No validation against real engagement findings. ShareSift labels come from a Claude rule and Codex audit pipeline on public corpus data. That is useful signal, but it is a different class from internal engagement grade ground truth.

Calibration holds in distribution. The tier band precision contracts are reliable on data from the same source as training. On out of distribution data the Windows model ECE rises from 0.007 to 0.30. Treat tier assignments as triage ordering, not probability contracts, when scanning real SMB shares.

Cross source generalization is weaker than the headline numbers suggest.
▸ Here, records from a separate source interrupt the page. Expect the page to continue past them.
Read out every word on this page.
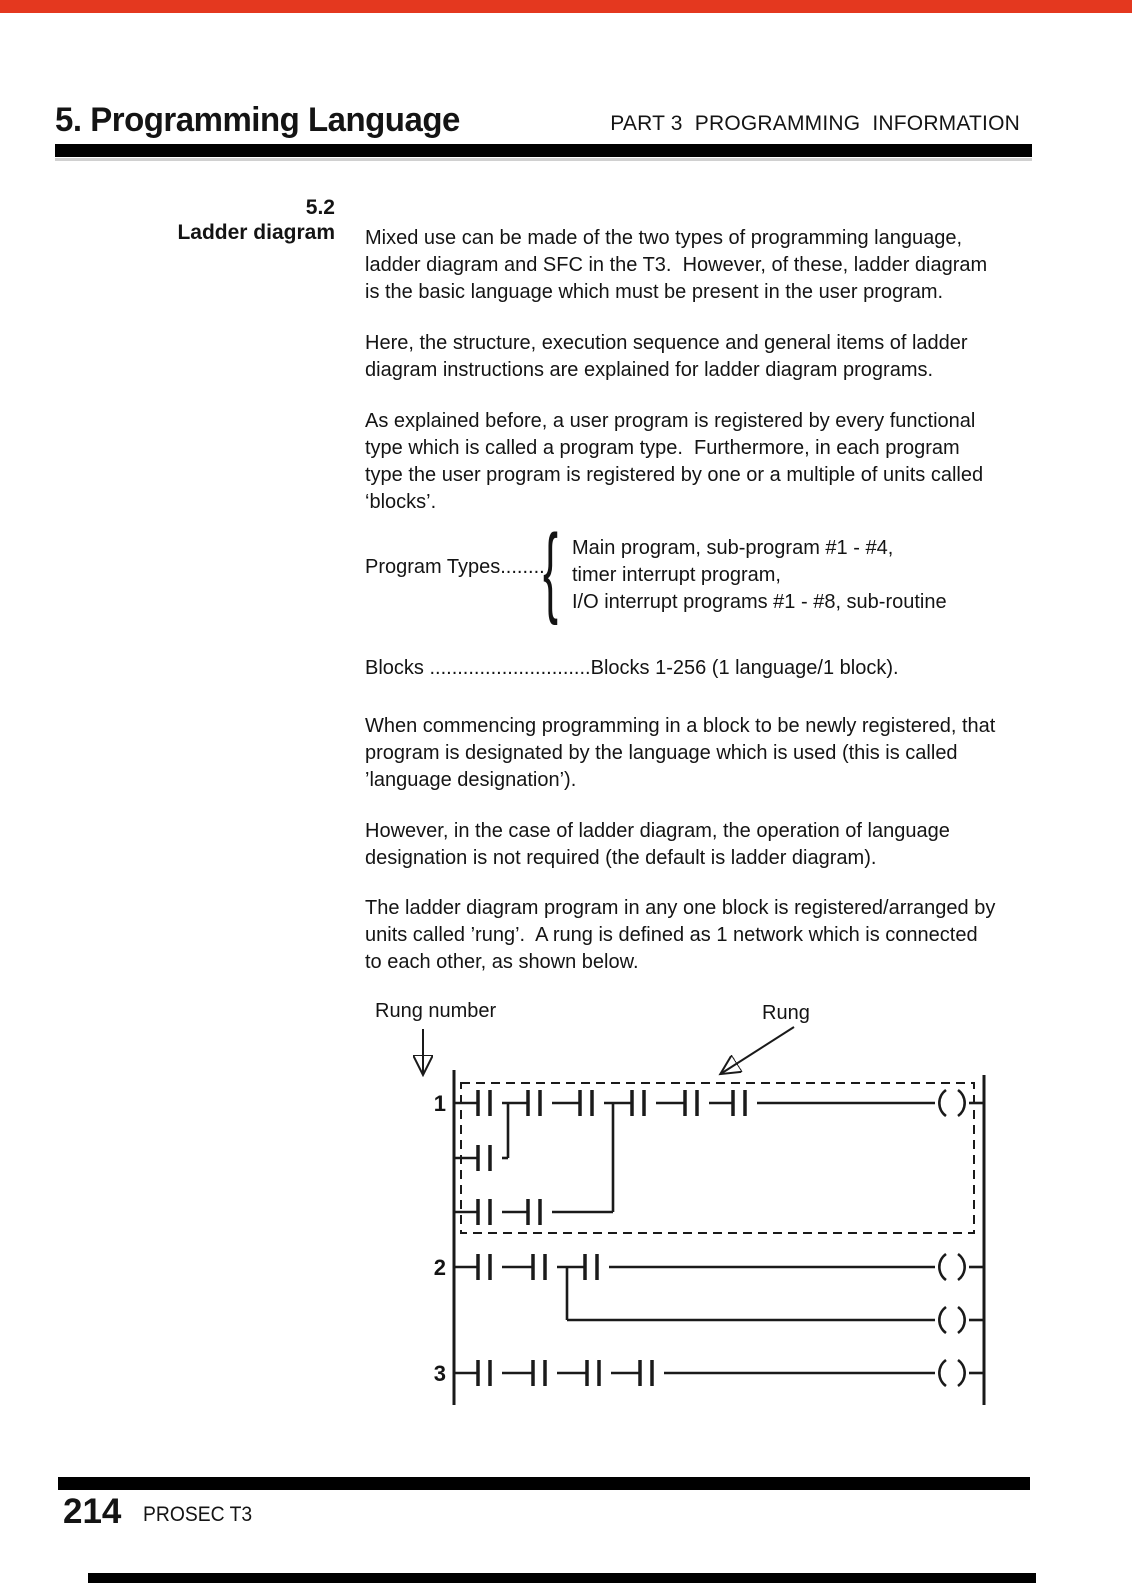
5. Programming Language	PART 3  PROGRAMMING  INFORMATION
5.2
Ladder diagram Mixed use can be made of the two types of programming language,
ladder diagram and SFC in the T3.  However, of these, ladder diagram
is the basic language which must be present in the user program.
Here, the structure, execution sequence and general items of ladder
diagram instructions are explained for ladder diagram programs.
As explained before, a user program is registered by every functional
type which is called a program type.  Furthermore, in each program
type the user program is registered by one or a multiple of units called
‘blocks’.
Program Types........
{ Main program, sub-program #1 - #4,
timer interrupt program,
I/O interrupt programs #1 - #8, sub-routine
Blocks .............................Blocks 1-256 (1 language/1 block).
When commencing programming in a block to be newly registered, that
program is designated by the language which is used (this is called
’language designation’).
However, in the case of ladder diagram, the operation of language
designation is not required (the default is ladder diagram).
The ladder diagram program in any one block is registered/arranged by
units called ’rung’.  A rung is defined as 1 network which is connected
to each other, as shown below.
Rung number	Rung
1
2
3
214 PROSEC T3
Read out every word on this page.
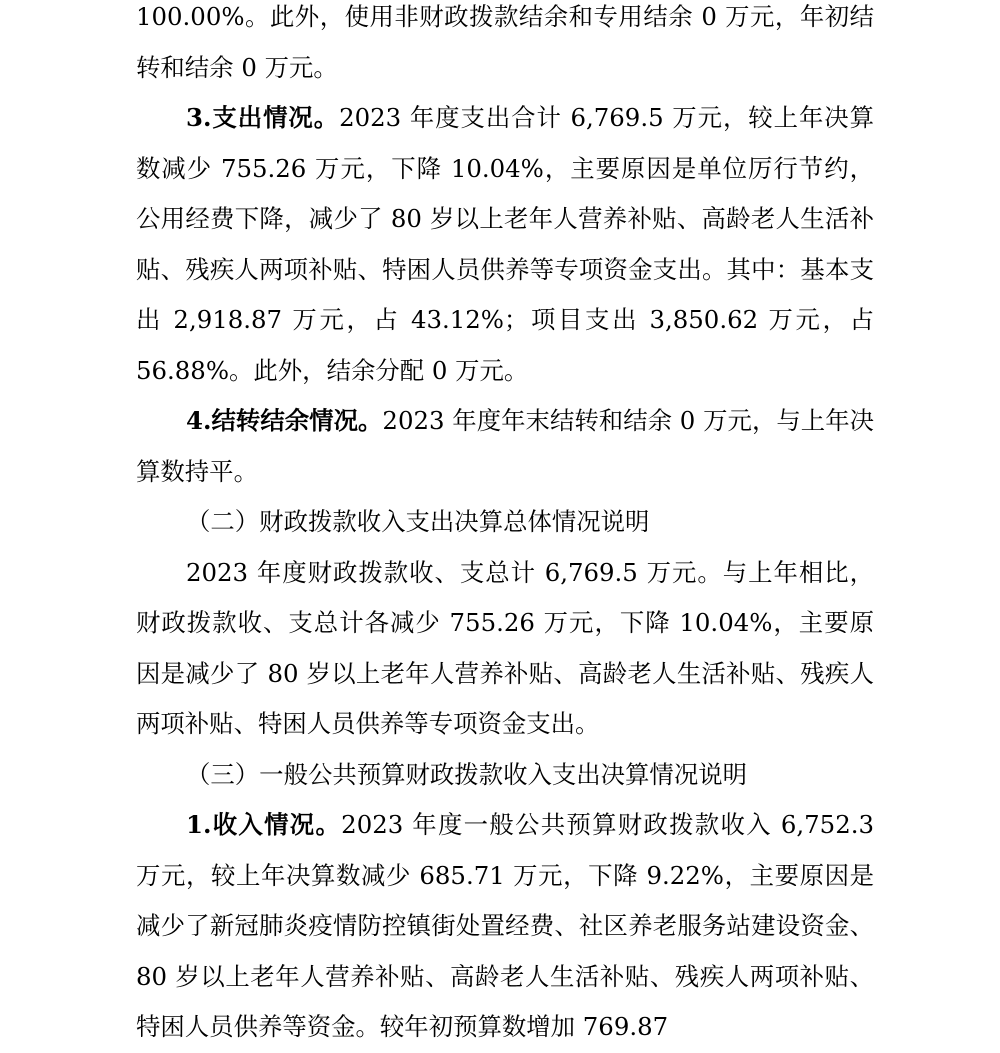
100.00%。此外，使用非财政拨款结余和专用结余 0 万元，年初结转和结余 0 万元。

3.支出情况。2023 年度支出合计 6,769.5 万元，较上年决算数减少 755.26 万元，下降 10.04%，主要原因是单位厉行节约，公用经费下降，减少了 80 岁以上老年人营养补贴、高龄老人生活补贴、残疾人两项补贴、特困人员供养等专项资金支出。其中：基本支出 2,918.87 万元，占 43.12%；项目支出 3,850.62 万元，占 56.88%。此外，结余分配 0 万元。

4.结转结余情况。2023 年度年末结转和结余 0 万元，与上年决算数持平。

（二）财政拨款收入支出决算总体情况说明

2023 年度财政拨款收、支总计 6,769.5 万元。与上年相比，财政拨款收、支总计各减少 755.26 万元，下降 10.04%，主要原因是减少了 80 岁以上老年人营养补贴、高龄老人生活补贴、残疾人两项补贴、特困人员供养等专项资金支出。

（三）一般公共预算财政拨款收入支出决算情况说明

1.收入情况。2023 年度一般公共预算财政拨款收入 6,752.3 万元，较上年决算数减少 685.71 万元，下降 9.22%，主要原因是减少了新冠肺炎疫情防控镇街处置经费、社区养老服务站建设资金、80 岁以上老年人营养补贴、高龄老人生活补贴、残疾人两项补贴、特困人员供养等资金。较年初预算数增加 769.87
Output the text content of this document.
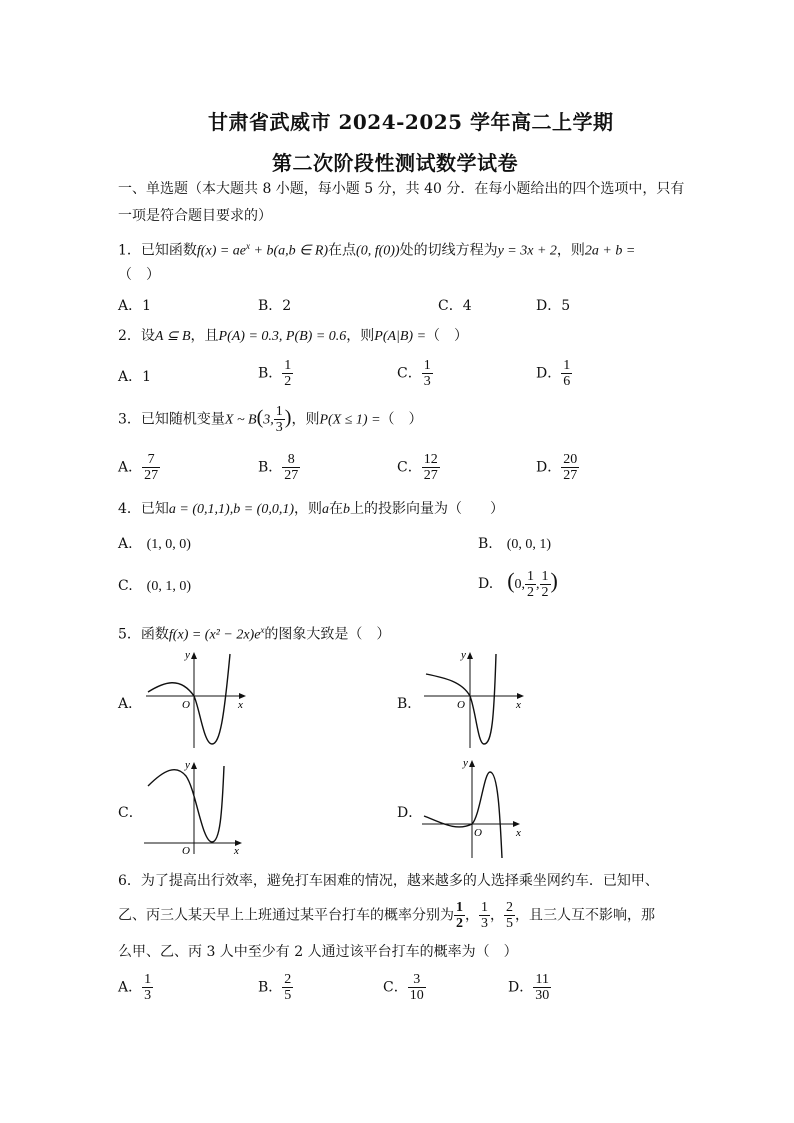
甘肃省武威市 2024-2025 学年高二上学期
第二次阶段性测试数学试卷
一、单选题（本大题共 8 小题，每小题 5 分，共 40 分．在每小题给出的四个选项中，只有
一项是符合题目要求的）
1．已知函数$f(x) = ae^x + b(a,b$ ∈ R)在点(0, f(0))处的切线方程为y = 3x + 2，则2a + b =
（　）
A．1	B．2	C．4	D．5
2．设A ⊆ B，且P(A) = 0.3, P(B) = 0.6，则P(A|B) =（　）
A．1	B． $\frac{1}{2}$	C． $\frac{1}{3}$	D． $\frac{1}{6}$
3．已知随机变量X ~ B(3, $\frac{1}{3}$ )，则P(X ≤ 1) =（　）
A． $\frac{7}{27}$	B． $\frac{8}{27}$	C． $\frac{12}{27}$	D． $\frac{20}{27}$
4．已知a = (0,1,1),b = (0,0,1)，则a在b上的投影向量为（　　）
A. (1, 0, 0)	B. (0, 0, 1)
C. (0, 1, 0)	D. (0, $\frac{1}{2}$ , $\frac{1}{2}$ )
5．函数$f(x) = (x^2 - 2x)e^x$的图象大致是（　）
A．
y
x
O	B．
y
x
O
C．
y
x
O
D．
y
x
O
6．为了提高出行效率，避免打车困难的情况，越来越多的人选择乘坐网约车．已知甲、
乙、丙三人某天早上上班通过某平台打车的概率分别为 $\frac{1}{2}$ ， $\frac{1}{3}$ ， $\frac{2}{5}$ ，且三人互不影响，那
么甲、乙、丙 3 人中至少有 2 人通过该平台打车的概率为（　）
A． $\frac{1}{3}$	B． $\frac{2}{5}$	C． $\frac{3}{10}$	D． $\frac{11}{30}$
Windows PR AUC drops from 0.97 to 0.76 when you train on Stack Exchange and test on GitHub Code Search. Real SMB shares are a third distribution that neither training nor evaluation covers.

The content classifier sits 13 F1 points below Biringa and Kul 2025. The gap comes from model size. Mistral 7B is four times larger than Qwen3 1.7B, and ShareSift targets an RTX 4070 deployment.

Rare credential categories are undertrained. Private keys, SSH credentials, cloud credentials, and IAC each have three or fewer training records. Recall on those classes is weak.

CPUs without AVX 512 are slow. Benchmarked at 5 to 8 seconds per file on a Ryzen 5 3600.

See docs/audit_2026-05-31.md and docs/audit_2026-05-30.md for the full audit history.

Project layout

src/sharesift/         runtime package
    path.py            PathClassifier router (Windows and Linux models)
    content.py         content classifier wrapper
    tier.py            probability to tier band
    features.py        char n-gram and hand features
    prompt.py          content classifier chat template formatter
    pysnaffler_rule.py SnaffleRule plugin
    pysnaffler_run.py  build_ruleset() helper
    cli.py             score-paths and scan-files entry point
src/eval/              training and evaluation scripts
tools/                 training, dataset builders, audit tools
docs/                  engineering log and architecture docs
models/                trained model weights

License

Apache 2.0. See NOTICE for GPLv3 components (vendored Snaffler ruleset and pysnaffler).

Contributing

This is an active solo build. Track major design decisions in docs/build_plan.md and docs/journal.md. Open an issue before sending a PR.